Answer: The VMware Tkgs will re-create nodes in rolling manner during upgrade process. During the TKGs node re-creation will not wait for all pods were up before re-creating the next node. The trident controller images are more than 1GB to download. It may struck during download the image due to network bandwidth. If the trident controller pods were waiting for long time to create, all the trident-node-Linux daemon set pods were struck in 2nd stage 1/2.This will impact all pods were mounted with PVC.
Hence we are checking if trident controller to handle multiple replica with pod distribution budget will avoid this issue.
Hi @alloydsa,
Question: are you talking about pod disruption budget ?
Answer:
If trident controller has pod disruption budget will not allow evicted the pods from existing nodes until remaining pods in read status.
Thanks Kantharaj Murugan
@kmuruganc
If the trident controller pods were waiting for long time to create, all the trident-node-Linux daemon set pods were struck in 2nd stage 1/2.This will impact all pods were mounted with PVC.

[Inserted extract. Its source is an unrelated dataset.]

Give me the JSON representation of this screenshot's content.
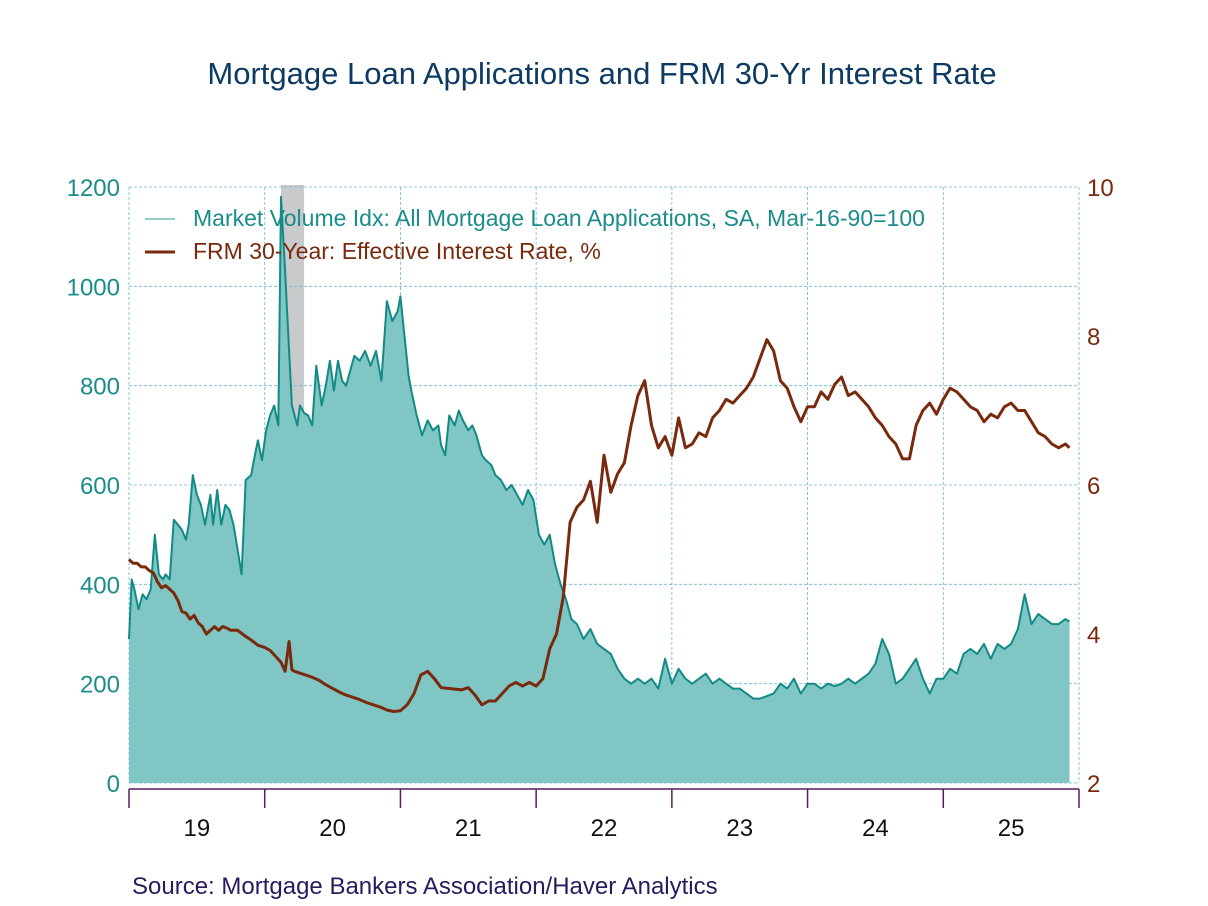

Can you explain what do you mean by that (in detail) ? What does it mean "This will impact all pods were mounted with PVC" ?
Does it mean that all running PODs lost access to PVCs due to somehow missing 'trident-controller' ?
It appears that the Trident Controller is not fault-tolerant by default if I read this Enhancement request correctly. I will take a look at the controller implementation and report back my findings and any prescriptions my search may yield.
The Trident controller is fault-tolerant by virtue of its running as a Deployment, so K8s will restart it after a node drain or any other disruption. The Deployment also uses a liveness probe to ensure it remains responsive.
For efficiency and to reduce the load on the K8s API server, the controller caches its CRD data internally, making running multiple replicas difficult. And using a PodDisruptionBudget on a single-replica Deployment isn't helpful as that would prevent normal maintenance operations. We could consider setting the system-cluster-critical PriorityClass on the Deployment, much as we already use system-node-critical on the Daemonset. We also plan to add minimum memory/CPU resource values. Both of these should help minimize controller downtime.
For completeness, we could theoretically run multiple controller replicas in an active-passive arrangement with leader election. This would reduce downtime by eliminating the need to pull container images to another node, but it would not be instantaneous due to the need to warm the CRD cache from K8s. This is a lot more work and not currently planned, though still simpler than building cache coherency in a multiple replica active-active arrangement.
Hi @clintonk Given the importance of the trident controller (needed for volume mounting and therefore for pod creation), I think it is very important that the trident controller runs in a HA manner. The way I see this, there are two things that must be done:
- Set the priorityClassName. this would make sure that the trident controller pod is one of the first pods to get started. I have created an issue: https://github.com/NetApp/trident/issues/1014
- Run the controller as a multi-pod deployment. This means that there would be minimal, if not no, downtime. I have created an issue for this, a well: https://github.com/NetApp/trident/issues/1015
Configuration possibility for the CPU and Memory Requests and Limits is also very important - I can see that the memory usage of the controller pod is high in our big clusters, which means that once the limit of 1Gb is reached, the pod would get killed, which would have severely negative consequences on the cluster.